Почти в самом конце пьесы рассказчик говорит: «Только я у него и есть, а он у меня. <…> Единственный друг мой». Это вторая, не считая заглавия, и последняя в тексте инверсия – вместо «мой друг». Серзин говорит, что для него такой порядок слов в названии важен ещё и как ассоциация с есенинским «Чёрным человеком». Она есть в спектакле – не только потому, что герой говорит с зеркалом. А прежде всего – в состоянии нездоровья, когда «сам не знаю, откуда взялась эта боль», но всю ночь без сна ведёшь разговоры с каким-то конкретным собеседником, отвечаешь на его упрёки, а весь ужас в том, что «никого со мной нет». Хотя прежде, чем снова выйти за дверь и тем завершить спектакль, герой послушает запись-аудиосообщение.

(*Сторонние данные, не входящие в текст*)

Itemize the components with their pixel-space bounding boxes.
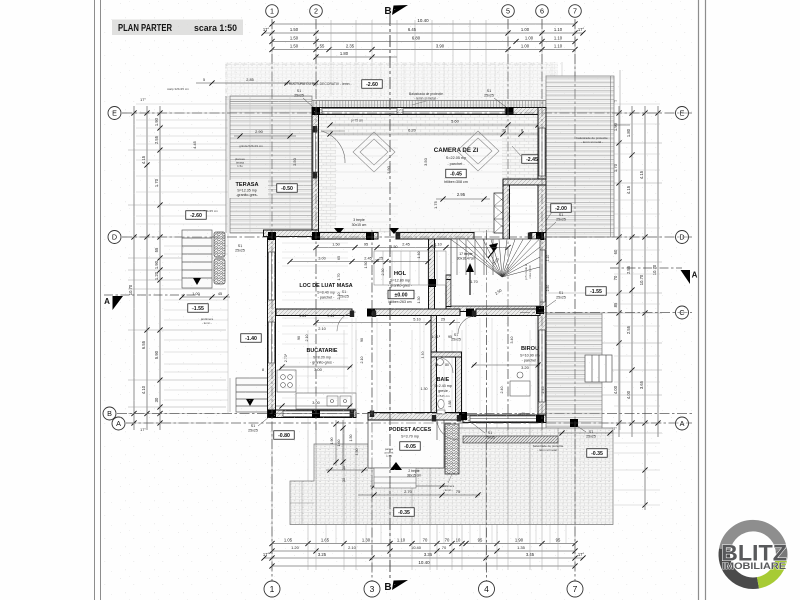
interior witness horizontals hol xyxy=(282,140,536,398)
stair landing wall horizontal xyxy=(446,275,502,280)
axis circle 4 bottom xyxy=(479,581,495,597)
witness lines over terrace hatch xyxy=(316,428,575,525)
chimney shaft with X bracing xyxy=(494,193,509,233)
alcove wall vertical xyxy=(503,180,510,239)
boxed level -0.35 terrace right xyxy=(587,449,608,458)
window north wall west part xyxy=(322,109,397,115)
jardiniera planter at entry xyxy=(445,424,459,474)
axis circle 6 top xyxy=(536,5,549,18)
axis circle 1 bottom xyxy=(264,581,280,597)
terrace seam lines xyxy=(249,96,251,233)
boxed level -1.40 xyxy=(241,334,262,343)
columns S1 25x25 black squares xyxy=(312,107,320,115)
wall B interior segment east xyxy=(476,309,540,316)
top band dimension line xyxy=(196,82,316,84)
page frame left double line xyxy=(94,0,96,600)
stair landing wall vertical xyxy=(446,280,451,307)
kitchen cooktop xyxy=(277,370,296,392)
terrace dim 2.40 2.70 75 xyxy=(370,485,446,487)
window north wall east part xyxy=(403,109,505,115)
BLITZ IMOBILIARE logo ring xyxy=(724,526,781,584)
alcove wall horizontal xyxy=(503,179,546,185)
boxed level -0.35 terrace centre xyxy=(394,508,415,517)
axis circle 5 top xyxy=(502,5,515,18)
section marker A right xyxy=(681,270,691,284)
west planter 1 xyxy=(214,232,225,257)
stair lower flight rect xyxy=(374,251,446,285)
bathroom north wall xyxy=(431,352,462,357)
upper right deck inner edge line xyxy=(610,76,612,237)
stair south wall xyxy=(446,306,540,312)
west wall xyxy=(268,233,276,418)
bottom dimension chains xyxy=(261,538,585,569)
axis circle E right xyxy=(676,107,689,120)
room label CAMERA DE ZI xyxy=(434,147,479,166)
vertical axis lines xyxy=(271,19,273,581)
bathroom west wall xyxy=(431,316,437,418)
axis circle 1 top xyxy=(266,5,279,18)
door arc kitchen xyxy=(337,312,356,331)
west stair down arrow xyxy=(193,278,201,285)
horizontal axis line C right side xyxy=(520,312,692,314)
entry door arc xyxy=(437,419,458,440)
window east wall lower xyxy=(539,330,545,402)
axis circle A left xyxy=(112,417,125,430)
birou dim line 3.20 xyxy=(472,364,540,366)
wall D axis segment middle xyxy=(396,233,474,240)
wall D axis segment west xyxy=(319,233,379,240)
door arc baie xyxy=(437,357,453,373)
south wall birou segment xyxy=(463,415,546,423)
south wall kitchen segment xyxy=(268,410,357,418)
stair direction arrows bold xyxy=(469,268,471,295)
svg-text:IMOBILIARE: IMOBILIARE xyxy=(722,560,786,571)
left dimension chains xyxy=(128,98,163,432)
niche arrow symbol xyxy=(514,257,526,263)
interior dim row y261 xyxy=(290,261,428,263)
room label TERASA xyxy=(228,180,268,198)
left boundary line xyxy=(227,96,229,413)
room label LOC DE LUAT MASA xyxy=(299,283,352,300)
north wall camera de zi xyxy=(312,108,546,115)
horizontal axis line A xyxy=(126,422,692,424)
axis circle 2 top xyxy=(310,5,323,18)
boxed level -2.60 top xyxy=(362,80,383,89)
entry steps 2 trepte xyxy=(374,462,421,488)
door arc birou xyxy=(458,316,476,334)
room label HOL xyxy=(388,271,413,288)
camera de zi dim line 5.60 xyxy=(330,124,630,126)
wall hol-east vertical xyxy=(429,239,435,309)
page frame right double line xyxy=(698,0,700,600)
boxed level -0.05 xyxy=(400,442,421,451)
dim rows left of podest xyxy=(326,469,368,471)
bottom witness lines xyxy=(272,330,575,570)
boxed level -2.45 xyxy=(522,155,543,164)
terrace deck TERASA floor hatch xyxy=(230,96,312,233)
main staircase winder treads xyxy=(451,239,540,306)
axis circle B left xyxy=(103,407,116,420)
boxed level -2.60 left xyxy=(186,211,207,220)
east wall xyxy=(538,108,546,422)
section line A-A left stub xyxy=(104,294,200,296)
boxed level -2.00 xyxy=(551,204,572,213)
roof tile ghost above house xyxy=(225,62,558,100)
section line A-A right stub xyxy=(610,267,682,269)
axis circle 7 bottom xyxy=(567,581,583,597)
terrace south wall xyxy=(264,230,319,237)
bathroom fixtures xyxy=(437,359,445,414)
axis circle E left xyxy=(108,107,121,120)
west stair dims xyxy=(182,296,230,298)
furniture diamond 2 xyxy=(457,131,499,171)
west planter 2 xyxy=(214,259,225,284)
horizontal axis line E xyxy=(122,112,692,114)
title block PLAN PARTER scara 1:50 xyxy=(112,20,243,36)
door terasa xyxy=(313,130,318,172)
horizontal axis line B xyxy=(117,413,692,415)
right dimension chains xyxy=(611,100,660,510)
terrace left edge double line xyxy=(225,96,227,233)
furniture diamond 1 xyxy=(353,132,395,172)
bottom terrace floor hatch xyxy=(290,428,613,525)
west exterior stair treads xyxy=(182,230,212,288)
boxed level 0.00 hol xyxy=(388,290,414,299)
top witness lines xyxy=(272,20,575,233)
birou desk xyxy=(510,372,530,396)
right exterior steps xyxy=(585,355,612,382)
window kitchen south xyxy=(283,411,350,417)
steps arrows on south wall of camera xyxy=(334,228,344,234)
terrace right top dims xyxy=(558,432,613,434)
southwest exterior steps xyxy=(230,378,268,412)
boxed level -0.80 xyxy=(274,431,295,440)
axis circle 3 bottom xyxy=(364,581,380,597)
wall D axis segment east xyxy=(530,233,546,240)
door arc terasa to camera xyxy=(321,131,345,163)
camera de zi dim line 6.20 xyxy=(330,133,538,135)
room label BUCATARIE xyxy=(307,348,338,372)
boxed level -1.55 right xyxy=(586,287,607,296)
roof overhang dashed outline xyxy=(226,63,548,65)
southwest steps arrow xyxy=(246,399,254,406)
axis circle A right xyxy=(676,417,689,430)
bucatarie dim line 3.00 xyxy=(280,366,352,368)
top dimension chains xyxy=(261,18,585,60)
boxed level -0.50 terrace xyxy=(277,184,298,193)
window west wall lower xyxy=(269,322,275,363)
axis circle D left xyxy=(108,231,121,244)
south balustrade band xyxy=(463,436,558,443)
scan speckle overlay xyxy=(101,0,698,600)
upper right deck floor hatch xyxy=(546,76,614,237)
decorative timber band top (structura cu rol decorativ) xyxy=(230,101,548,109)
living room CAMERA DE ZI floor tile hatch xyxy=(318,115,538,233)
south wall entry segment xyxy=(368,413,463,421)
terrace east wall xyxy=(312,114,319,239)
wall B interior segment west xyxy=(276,309,352,316)
room label BIROU xyxy=(520,346,540,370)
boxed level -0.45 camera de zi xyxy=(446,169,467,178)
kitchen counter xyxy=(296,393,356,409)
interior dim row y247 xyxy=(316,247,508,249)
axis lines overlay on top of hatches xyxy=(117,14,692,581)
boxed level -1.55 left xyxy=(188,304,209,313)
axis circle C right xyxy=(676,306,689,319)
dim row above south wall xyxy=(276,405,352,407)
interior witness verticals kitchen-baie xyxy=(352,318,536,412)
window east wall middle xyxy=(539,250,545,302)
axis circle 7 top xyxy=(569,5,582,18)
window birou south xyxy=(470,416,540,422)
window west wall upper xyxy=(269,252,275,300)
lower right deck floor hatch xyxy=(546,313,602,430)
room label BAIE xyxy=(434,377,451,398)
section line B-B vertical xyxy=(389,14,391,578)
stair lower flight treads xyxy=(383,251,437,285)
bathroom east wall xyxy=(456,352,462,417)
axis circle D right xyxy=(676,231,689,244)
right witness lines xyxy=(548,104,662,505)
entry landing PODEST ACCES white area xyxy=(368,420,444,468)
interior dim row y322 5.10 xyxy=(316,322,460,324)
terrace step edge lines bottom-left xyxy=(290,502,314,504)
window east wall upper xyxy=(539,128,545,176)
wall B interior segment middle xyxy=(372,309,460,316)
left witness lines xyxy=(128,104,228,423)
terrace top band edge lines xyxy=(230,101,312,103)
camera de zi white centre xyxy=(336,136,502,228)
door jamb blocks xyxy=(432,415,436,422)
horizontal axis line D xyxy=(122,236,692,238)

На ней весёлый голос исполняет – как сам говорит, «с четвёртой попытки», – детскую песенку «Иди, мой друг, всегда иди дорогою добра». Голос – режиссёра спектакля, Семёна Серзина. И драматургически, конечно, это аудио по «законам кино» создаёт ощущение, что друга больше нет. Непоправимо нет. И вряд ли слушающий запись рассказчик тут вовсе ни при чём. Но голос есть, а значит, тот, кого нет, всё-таки был – хотя и текст, и действие допускают возможность, что «я и мой друг» – это внутренний спор одного человека. Вроде того, о чём говорит крепкий-хрупкий парень: «Единственная проблема заключается в том, сказал парень, что есть знание – и есть чувство. И они никак не хотят совпадать. И можно знать хоть до посинения. Но с ощущением ничего сделать нельзя. Оно есть. И оно ест. Грызёт. Обгладывает. И в итоге проглотит насовсем». Песня в записи, конечно, в контексте всей истории звучит издевательски. Но для героя, который теперь может обратиться как к другу лишь к зеркалу, – кажется, не только. В конце концов, если в спектакле, как в серзинских героях, простая данность или даже шутка не исключают объёмных смыслов, то голос «невидимого режиссёра» – это почти утешение. Метафорическое утверждение метафизического присутствия, возможного неравнодушия. И сложно сыгранный Олегом Рязанцевым простой человек, тихо и горько говорящий со своим отражением, может увидеть в нём героев не только Стешика и Есенина, но и Бродского: «На прения с самим / собою ночь / убив, глотаешь дым, / уже не прочь / в набрякшую гортань / рукой залезть. <…> Не зеркала вина, / что скривлен рот: / ты Лотова жена / и сам же Лот. // Но это только ты. / А фон твой — ад. / Смотри без суеты / вперёд. Назад / без ужаса смотри».

Человек живёт на фоне ада. И когда он замечает этот фон – или когда фон сам бестактно обнимает за плечи, – появляются стихи, театр и потребность в них. Они возникают именно оттого, что мы вспоминаем (а чаще – нам напоминают) о конечности всего, о смерти, которая всегда рядом с жизнью. Мужественно жить, «не теряя отчаяния», можно там и тогда, где сквозь прозу проступает поэзия, а в твоём отражении – твой друг.